Abbas Salma, Boutarbouch Mahjouba
Department of Neurosurgery, Mohammed V University of Medicine and Pharmacy of Rabat, Rabat, Morocco.
Radiol Case Rep. 2024 Aug 14;19(11):4886-4889. doi: 10.1016/j.radcr.2024.07.075. eCollection 2024 Nov.

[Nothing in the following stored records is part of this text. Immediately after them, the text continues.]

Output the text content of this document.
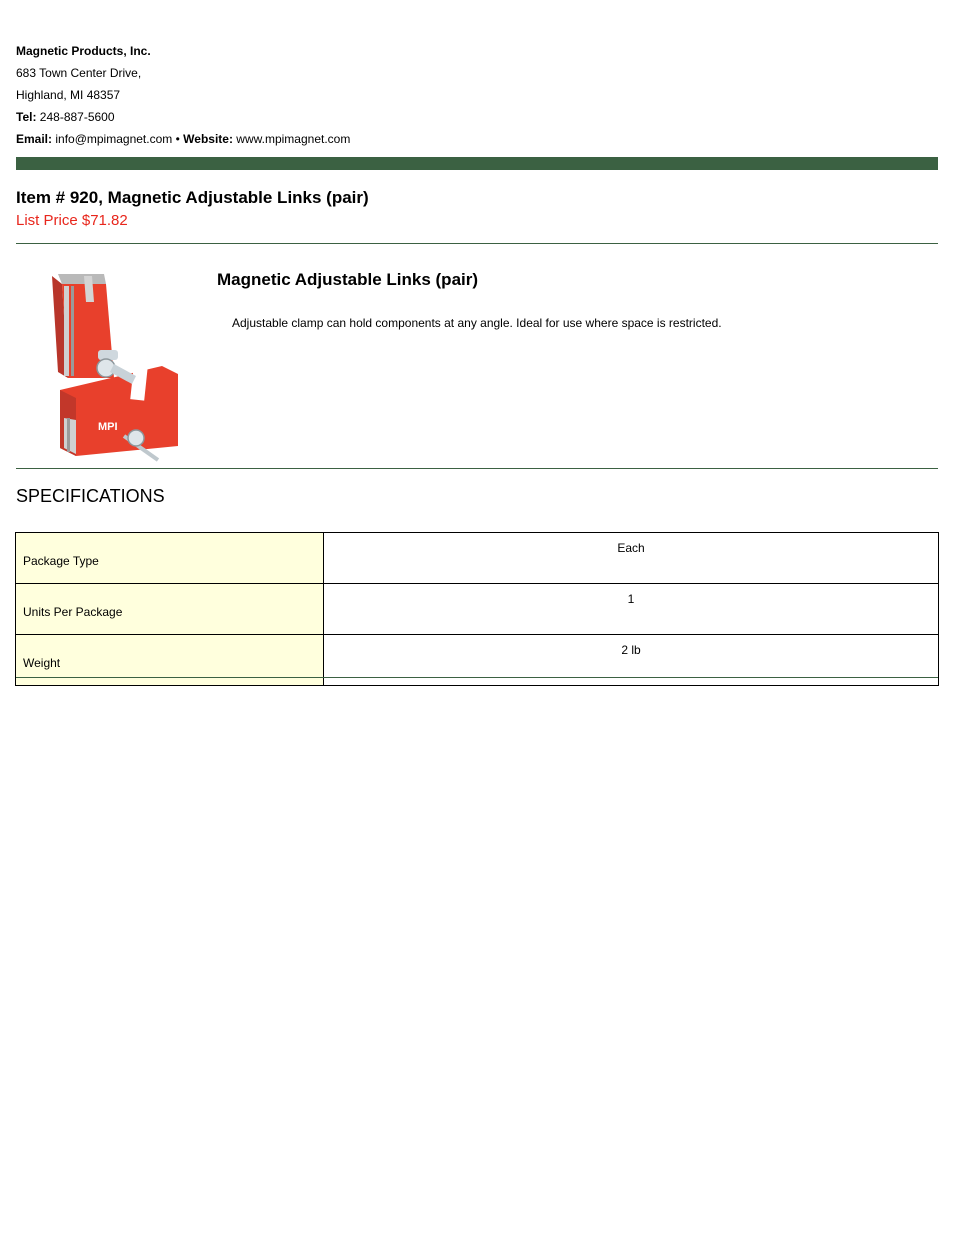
Magnetic Products, Inc.
683 Town Center Drive,
Highland, MI 48357
Tel: 248-887-5600
Email: info@mpimagnet.com • Website: www.mpimagnet.com
Item # 920, Magnetic Adjustable Links (pair)
List Price $71.82
MPI
Magnetic Adjustable Links (pair)
Adjustable clamp can hold components at any angle. Ideal for use where space is restricted.
SPECIFICATIONS
Package Type	Each
Units Per Package	1
Weight	2 lb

The coexistence of a meningioma and an unruptured intracranial aneurysm was considered a rare phenomenon, accidentally detected by radiological assessment. The relationship between these 2 entities is complex and represents a neurosurgical challenge. We share our experience of a case involving a 36-year-old male patient with no prior medical history who consulted for chronic unilateral left periorbital headaches. The imaging diagnosis revealed 2 lesions, including a partially calcified jugo-olfactory meningioma and an anterior communicating artery aneurysm. He was successfully treated in a single surgical procedure using a left pterional craniotomy for excision of the meningioma followed by clipping of the aneurysm. The patient was discharged home on the fifth postoperative day in good clinical condition. This experience underlines the importance of preoperative imaging assessment, in order to make the right therapeutic decision and avoid unexpected intraoperative disasters.
脑膜瘤与未破裂颅内动脉瘤并存被认为是一种罕见现象,通常由影像学评估偶然发现。这两种病变之间的关系复杂,对神经外科手术构成挑战。我们分享一例36岁男性患者的病例经验,该患者既往无病史,因慢性单侧左眶周头痛前来就诊。影像学诊断发现两个病灶,包括部分钙化的颈嗅脑膜瘤和前交通动脉瘤。通过一次手术成功治疗,采用左翼点开颅术切除脑膜瘤,随后夹闭动脉瘤。患者术后第五天出院,临床状况良好。该经验强调了术前影像学评估的重要性,以便做出正确的治疗决策并避免意外的术中风险。